One more. This is another of the major mutual whole life carriers. The ledger assuming the $1,089 premium is paid shows the cash value increasing by $4,172 and when not paid, the cash value increases by $3,028. This is a $1,144 increase on a $1,089 premium. The increased growth by paying the premium is $55, not $4,172. The reason this is so important is that the gross increase in cash value should not be the determining factor for paying discretionary premiums. Isolating the delta in cash value and death benefit over time and calculating internal rate of return (IRR) on the discretionary premium to that delta is the ONLY material number which should be taken into consideration where the goal is to determine what one is getting for the money. It is important to understand that more people than you think are paying the premium because they believe they are getting close to a 400% percent return on the premium payment when it is made.
This is another one of those times when more is often communicated through what is not said than by what actually is said. I am not asserting that agents are specifically lying about the numbers but when an agent points to a premium and then references the meaningful growth in cash value and let’s that hang in the air, many clients are adding 2 and 2 and coming up with 10. Whatever one calls that, it is not appropriate.

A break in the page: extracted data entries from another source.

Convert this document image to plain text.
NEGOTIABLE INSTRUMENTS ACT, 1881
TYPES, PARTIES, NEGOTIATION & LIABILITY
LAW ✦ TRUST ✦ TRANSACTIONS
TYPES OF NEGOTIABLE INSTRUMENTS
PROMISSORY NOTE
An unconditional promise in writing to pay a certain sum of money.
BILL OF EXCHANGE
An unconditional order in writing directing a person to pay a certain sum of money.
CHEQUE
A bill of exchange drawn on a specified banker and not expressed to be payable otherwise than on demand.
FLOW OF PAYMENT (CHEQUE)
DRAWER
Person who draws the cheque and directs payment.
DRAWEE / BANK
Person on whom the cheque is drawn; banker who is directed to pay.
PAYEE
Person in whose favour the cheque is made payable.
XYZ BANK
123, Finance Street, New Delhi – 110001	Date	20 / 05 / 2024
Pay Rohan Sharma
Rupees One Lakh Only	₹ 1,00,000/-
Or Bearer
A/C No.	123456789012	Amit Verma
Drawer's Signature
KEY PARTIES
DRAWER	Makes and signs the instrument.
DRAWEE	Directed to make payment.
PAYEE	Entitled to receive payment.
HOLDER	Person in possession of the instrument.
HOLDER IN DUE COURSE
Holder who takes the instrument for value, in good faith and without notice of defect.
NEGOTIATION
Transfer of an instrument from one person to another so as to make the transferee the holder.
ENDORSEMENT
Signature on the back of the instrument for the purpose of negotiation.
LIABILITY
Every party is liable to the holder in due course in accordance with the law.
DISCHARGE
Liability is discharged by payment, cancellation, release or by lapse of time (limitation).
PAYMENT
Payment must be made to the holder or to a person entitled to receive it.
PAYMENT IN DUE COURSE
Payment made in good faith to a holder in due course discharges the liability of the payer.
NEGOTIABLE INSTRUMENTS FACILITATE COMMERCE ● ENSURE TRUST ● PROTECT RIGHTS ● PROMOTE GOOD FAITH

Use Real Numbers to Make Decisions
This commentary is not anti-insurance or anti-whole life. I am a big fan of insurance done right and whole life can be a well utilized financial tool. A part of insurance being done right is communicating honestly with policy owners and their advisors. Insurance is often attractive enough that these games are unnecessary. Again, these policies may be solid foundations of the clients’ plans and a good use of money but I want to do anything I can to make sure policy owners are making decisions based on real numbers and not sales gimmicks. Believing anything different would be like me believing that topping off my car’s gas tank with that last gallon is what allows me to drive 400 miles when, if I didn’t do so, I would have gone 380 miles anyway. That last gallon allowed me to go another exit or two, not make the entire trip possible.
You can help your clients “do it by the numbers” and not be swayed by emotion or deception.